12/27/2003

Back at my home office, and not a moment too soon. I loved visiting my parents, but one week in Iowa will make you just a little crazy. I can't think of two more different worlds (in the continental US) than here and there. And although I'd ideally be able to see the folks more than twice a year, I'm eternally thankful I live here rather than there.

Very nearly missed my first flight this early mornin' thanks to airport congestion; a throng of Des Moines high school and college students just had to travel out of state for sports-related events. But I made it with seconds (well, minutes) to spare, and arrived home around 1:30. Took a little nap, leafed through the new Mojo with John Lydon on the cover, and headed over to Coolidge Corner for Anna's Taqueria and The Triplets of Belleville.

About the latter, I just have to say, wow. (I always say that about the former).

French animator Sylvain Chomet's first feature is certainly unlike anything you've ever seen. Maybe some of the less dialogue-heavy Warner Bros. shorts through a Dali-esque Gallic filter. I smiled most of the way through, and laughed out loud more than once. This is eccentric yet inventive, occasionally ingenuous stuff, jam-packed with gags, distortions, carefully orchestrated slapstick set pieces, and frog licking. The leisurely pace and nearly complete lack of (intelligible) dialogue ain't for everyone, but this already feels classic enough to hold its own with Spirited Away in a time capsule of Great Animation of the early 21th Century.

While in the land of googoplexes and scary popcorn salts, I saw The Return of The King (a LOTR Kriofske family Christmas tradition three years running) and Something's Gotta Give.
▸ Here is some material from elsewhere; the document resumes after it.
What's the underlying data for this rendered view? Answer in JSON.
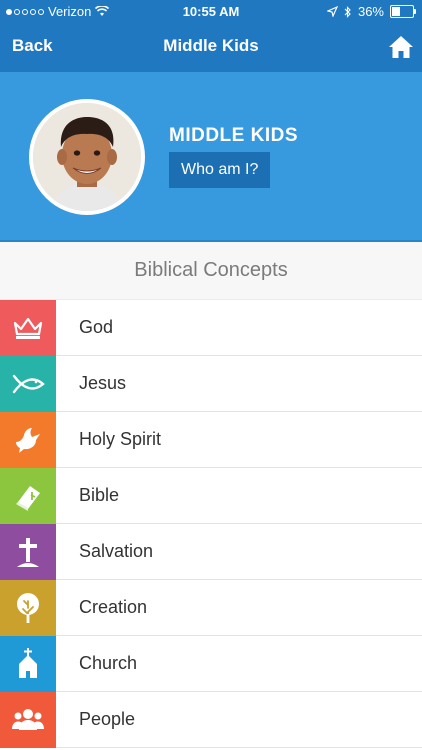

The former, I suspect, will stand as the trilogy's shining moment, if only because we've invested so much interest and love in the characters in the first two films that the emotional payoffs here are immense. The fight sequences are no more interesting than they were in the other films, and things drag a bit at the end. And only Sean Astin comes close to giving as powerful a performance as Andy Serkis' CGI Gollum. But it's still grand. Together, all three films whup any other trilogy's ass.

As for Nancy Meyer's new romantic-com, the sole reason to see it is Diane Keaton. She's still playing basically the same character she did all the way back in Annie Hall, but here, for the first time since maybe Baby Boom, she gives it so much gusto and makes it look so effortless that you know you're watching something so good and intense and distinctive that no one else could possibly ever pull it off.

Also saw Seabiscuit on video. It was pleasant, competent, not dumb, but probably much more effective when wedded to a big screen panorama. Of the lead trio, Tobey Maguire is most affecting and sincere as the jockey (he should stick to drama rather than action as he ages), but William H. Macy steals the show whenever he shows up all too briefly as a deliriously flamboyant sportscaster.

Off to start watching Owning Mahoney. The year in music report will appear within a day or three.